You may not consider yourself bigoted, but the policies you promote are clearly bigoted by the definitions provided and by the judgment of the judiciary.

[quote]thunderbolt23 wrote:
You’ll also need to compare notes with gay marriage zealot Forlife, who insists that children need this flagging institution to be strong. Once again, either you are right, and he is wrong, or vice versa.[/quote]

I could be wrong, he could be wrong. I’m still pondering this.

[quote]forlife wrote:

Your semantics games won’t do any good here. The definition of tolerance provided earlier isn’t restricted to “positive” rights.[/quote]

No, it matters - and your ignorance of the difference isn’t my problem, as I said earlier.

Why would I give a damn what a California court says? I don’t live in California, and I am not subject to its jurisdiction. And other states have disagreed - and their opinion is of equal worth in a federal system until the federal Supreme Court says otherwise.

Just because the “California Supreme Court” has an opinion on the matter doesn’t settle the question. It settles it for Californians - well, until Californians engage the democratic process and amend the state constitution to reverse the judicial usurpation of their democratic rights.

And so it ends, not with a bang, but with your predictable whimper of your banal “if you disagree with me, you’re a bigot”. Your pathetic overreliance on a state supreme court’s opinion - as if the California Supreme Court brought some tablets down from the mountaintop to settle the question for all - is hard to witness.

As is, this is over - and it’s a shame I have had my time wasted so much in what could have been a more productive debate.

[quote]thunderbolt23 wrote:
No, it matters - and your ignorance of the difference isn’t my problem, as I said earlier. [/quote]

Show me where, in the definition of tolerance, it says that one is only required to be tolerant of so-called “negative” rights but can still deny so-called “positive” rights and be considered tolerant.

You can’t, because the definition doesn’t allow for it. By the textbook definition, your policies toward gays are intolerant.

Supreme Court rulings in California have historically been a touchstone for similar rulings in other parts of the country.

More importantly, the ruling underscores the validity of the argument that gay marriage is in fact a right, despite your convolutions to the contrary.

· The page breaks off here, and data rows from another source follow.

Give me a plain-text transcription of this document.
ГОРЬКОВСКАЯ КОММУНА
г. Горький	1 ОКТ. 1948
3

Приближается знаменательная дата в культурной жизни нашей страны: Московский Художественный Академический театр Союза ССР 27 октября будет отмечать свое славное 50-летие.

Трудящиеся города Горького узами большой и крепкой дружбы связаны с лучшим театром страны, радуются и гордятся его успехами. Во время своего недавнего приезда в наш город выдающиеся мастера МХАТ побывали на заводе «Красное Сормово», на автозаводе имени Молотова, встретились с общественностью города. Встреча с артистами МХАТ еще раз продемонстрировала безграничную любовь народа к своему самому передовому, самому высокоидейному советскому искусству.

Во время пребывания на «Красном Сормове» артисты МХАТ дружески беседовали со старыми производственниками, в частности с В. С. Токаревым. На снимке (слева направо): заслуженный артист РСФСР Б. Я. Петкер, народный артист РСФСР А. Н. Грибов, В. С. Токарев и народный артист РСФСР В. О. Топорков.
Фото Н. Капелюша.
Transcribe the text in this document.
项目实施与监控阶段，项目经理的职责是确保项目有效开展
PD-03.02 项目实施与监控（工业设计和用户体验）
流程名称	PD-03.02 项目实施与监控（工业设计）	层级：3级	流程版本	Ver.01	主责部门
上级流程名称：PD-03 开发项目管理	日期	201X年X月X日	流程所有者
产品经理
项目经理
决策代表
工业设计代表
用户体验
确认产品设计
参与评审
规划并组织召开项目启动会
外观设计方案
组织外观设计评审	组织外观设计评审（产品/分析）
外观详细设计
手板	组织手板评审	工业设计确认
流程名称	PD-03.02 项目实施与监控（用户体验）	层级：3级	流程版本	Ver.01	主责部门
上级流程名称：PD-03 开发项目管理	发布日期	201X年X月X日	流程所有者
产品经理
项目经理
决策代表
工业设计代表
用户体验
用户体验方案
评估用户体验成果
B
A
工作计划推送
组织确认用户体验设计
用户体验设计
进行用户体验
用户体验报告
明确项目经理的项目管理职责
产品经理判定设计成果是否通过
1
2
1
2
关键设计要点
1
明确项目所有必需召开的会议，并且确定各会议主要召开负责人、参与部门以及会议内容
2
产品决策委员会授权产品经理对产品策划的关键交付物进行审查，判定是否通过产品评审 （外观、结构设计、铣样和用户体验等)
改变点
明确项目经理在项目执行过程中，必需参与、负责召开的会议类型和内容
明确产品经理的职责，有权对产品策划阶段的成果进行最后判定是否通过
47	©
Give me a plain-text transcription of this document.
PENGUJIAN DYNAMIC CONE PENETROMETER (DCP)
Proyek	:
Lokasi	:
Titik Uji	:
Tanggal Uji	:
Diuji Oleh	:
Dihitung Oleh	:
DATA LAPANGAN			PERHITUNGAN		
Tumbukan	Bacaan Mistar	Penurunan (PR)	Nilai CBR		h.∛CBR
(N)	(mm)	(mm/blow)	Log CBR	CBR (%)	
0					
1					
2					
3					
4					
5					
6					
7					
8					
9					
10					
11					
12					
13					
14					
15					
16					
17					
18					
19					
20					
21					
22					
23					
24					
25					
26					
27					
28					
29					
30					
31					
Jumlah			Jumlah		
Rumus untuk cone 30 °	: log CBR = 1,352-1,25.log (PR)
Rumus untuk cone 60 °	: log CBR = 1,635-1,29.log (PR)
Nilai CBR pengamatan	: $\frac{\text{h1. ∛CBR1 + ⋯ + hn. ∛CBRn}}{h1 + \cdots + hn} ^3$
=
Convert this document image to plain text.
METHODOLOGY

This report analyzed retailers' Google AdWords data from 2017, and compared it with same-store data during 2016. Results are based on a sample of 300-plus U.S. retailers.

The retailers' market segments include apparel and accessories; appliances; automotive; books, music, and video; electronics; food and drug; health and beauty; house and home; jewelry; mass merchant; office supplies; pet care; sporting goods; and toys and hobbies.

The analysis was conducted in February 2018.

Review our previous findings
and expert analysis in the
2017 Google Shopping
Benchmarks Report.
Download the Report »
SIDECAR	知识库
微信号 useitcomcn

Predictable and sad. Every time I engage in one of these debates, people like you run away once we drill down to the details.

It is easy to make sweeping statements like “Gay marriage destroys the traditional family!”. However, when you evaluate the underlying assumptions and reveal the lack of logical cohesiveness, the anti-gay crowd turns tail and goes home.

Maybe you’ll prove me wrong. Here it is again in case you can come up with a logical response. And don’t doubt I will call you on it if you provide another surface answer instead of directly addressing the points being made:

  1. You haven’t provided any rationale on why straight couples having more children is more beneficial to society than taking care of the children that exist without parents.

To the contrary, rather than cranking out more kids it seems to me that society would be better off by caring for the health and well being of the kids we already have.

  1. You haven’t explained why gay marriage would in any way encourage straight couples not to produce or raise children. How does granting marriage to people without children make it any less likely that married straight couples would still have children? It makes zero sense and is a red herring argument.

I thought you were done with this thread?